Mais sous les nombreux archivoltes qui vont d’une maison à l’autre, semblables à des pont-levis ou à des étais pour ces vieilles maisons aux ouvertures peu nombreuses sur les rues, et qui à cette heure sont toutes closes et sombres comme si c’étaient des maisons abandonnées, c’est l’obscurité complète, et la torche rougeâtre portée par Simon acquiert une singulière vivacité et une utilité encore plus grande. Les visages, dans cette lumière rouge et mobile, se montrent avec un relief net et tous, tant qu’ils sont, révèlent autant d’état d’âme différents.

Le plus solennel et le plus calme, c’est celui de Jésus. Pourtant la fatigue le vieillit en y faisant paraître des lignes inhabituelles qui font déjà apparaître la future effigie de son visage recomposé dans la mort.

Jean, qui est à côté de Lui, tourne un regard étonné, dolent sur tout ce qu’il voit. On dirait un enfant terrorisé par quelque récit qu’il a entendu ou quelque promesse effrayante et qui demande de l’aide à qui il sait être plus que lui. Mais qui peut l’aider?

Simon, qui est de l’autre côté de Jésus, a le visage fermé, sombre, de quelqu’un qui rumine des pensées atroces, et c’est encore le seul qui après Jésus montre un aspect plein de dignité.

602.2 – Les autres marchent en deux groupes qui ne cessent de se recomposer. Ils sont tous en ébullition. De temps à autre la voix rauque de Pierre ou celle de baryton de Thomas s’élèvent avec une résonance étrange. Puis ils baissent la voix comme effrayés de ce qu’ils disent. Ils discutent sur ce qu’il faut faire, et l’un propose une chose et l’autre une autre. Mais toutes les propositions tombent car réellement va commencer “l’heure des ténèbres” et les jugements humains restent obscurs et confus.

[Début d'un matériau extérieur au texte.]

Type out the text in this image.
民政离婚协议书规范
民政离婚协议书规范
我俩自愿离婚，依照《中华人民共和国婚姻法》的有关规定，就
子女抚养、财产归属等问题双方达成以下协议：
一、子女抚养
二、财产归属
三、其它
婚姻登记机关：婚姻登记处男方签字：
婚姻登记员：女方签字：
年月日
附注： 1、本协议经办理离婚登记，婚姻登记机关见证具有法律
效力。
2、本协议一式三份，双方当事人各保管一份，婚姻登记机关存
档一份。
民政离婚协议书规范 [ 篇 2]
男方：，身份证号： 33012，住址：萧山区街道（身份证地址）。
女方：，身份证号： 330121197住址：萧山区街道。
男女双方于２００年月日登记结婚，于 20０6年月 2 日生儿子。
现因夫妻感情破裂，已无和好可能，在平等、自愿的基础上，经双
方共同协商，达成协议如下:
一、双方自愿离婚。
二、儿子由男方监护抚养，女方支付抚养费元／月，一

“Il fallait me le dire plus tôt” dit Pierre fâché.

“Mais personne n’a parlé. Pas le Maître…”

“Oui! Justement Lui te le disait. Mais, frère! Il semble que tu ne le connaisses pas!…”

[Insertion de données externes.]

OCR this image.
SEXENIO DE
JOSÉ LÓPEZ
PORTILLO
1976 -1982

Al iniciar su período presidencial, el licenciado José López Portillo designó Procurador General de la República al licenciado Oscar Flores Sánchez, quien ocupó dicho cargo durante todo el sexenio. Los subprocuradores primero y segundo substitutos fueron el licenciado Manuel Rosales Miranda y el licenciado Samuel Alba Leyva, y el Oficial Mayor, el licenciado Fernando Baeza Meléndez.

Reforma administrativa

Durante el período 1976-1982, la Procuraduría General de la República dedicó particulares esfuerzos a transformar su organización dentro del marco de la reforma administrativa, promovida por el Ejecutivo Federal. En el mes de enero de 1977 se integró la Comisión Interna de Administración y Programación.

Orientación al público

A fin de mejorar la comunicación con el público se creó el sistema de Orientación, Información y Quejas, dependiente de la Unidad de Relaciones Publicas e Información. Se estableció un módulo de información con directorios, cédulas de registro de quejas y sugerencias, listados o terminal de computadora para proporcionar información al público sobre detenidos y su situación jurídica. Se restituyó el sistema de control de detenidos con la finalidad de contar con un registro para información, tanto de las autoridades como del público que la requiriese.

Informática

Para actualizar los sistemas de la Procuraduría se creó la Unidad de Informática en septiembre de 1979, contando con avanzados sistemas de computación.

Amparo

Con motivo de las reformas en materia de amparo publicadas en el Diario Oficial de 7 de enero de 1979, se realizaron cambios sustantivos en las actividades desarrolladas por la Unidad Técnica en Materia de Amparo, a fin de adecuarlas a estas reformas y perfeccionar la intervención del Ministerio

“Moi je ressentais quelque trouble et j’ai dit: “Allons mourir avec Lui”. Vous vous le rappelez? Mais, par notre Très Saint Dieu, si j’avais su que c’était Judas de Simon!…” tonne Thomas d’une voix menaçante.

“Et que voulais-tu faire?” demande Barthélemy.

“Moi? Je le ferais encore maintenant si vous m’aidiez!”

“Quoi? Tu partirais pour le tuer? Et où?”

“Non. J’éloignerais le Maître. C’est plus simple.”

“Il ne viendrait pas!”

“Je ne Lui demanderais pas de venir. Je l’enlèverais comme on enlève une femme.”

“Ce ne serait pas une mauvaise idée!” dit Pierre. Et, impulsif, il revient en arrière, se met dans le groupe des deux fils d’Alphée qui avec Matthieu et Jacques parlent doucement comme des conjurés.

“Écoutez: Thomas dit d’éloigner Jésus. Tous ensembles. On pourrait… du Get-Samni par Bethphagé à Béthanie et de là… en route pour quelque endroit. Le faisons-nous? Une fois Lui mis en lieu sûr, on revient et on extermine Judas.”

“C’est inutile. Israël n’est qu’une trappe” dit Jacques d’Alphée.

“Et maintenant elle est tout près de se fermer. On le comprenait. Trop de haine!”

“Mais, Matthieu! Tu me fais enrager! Tu avais plus de courage quand tu étais pécheur! Philippe, parle.”

Philippe, qui vient tout à fait seul et paraît se faire un monologue, lève le visage et s’arrête. Pierre le rejoint et ils parlent entre eux. Puis ils rejoignent le groupe de tout à l’heure.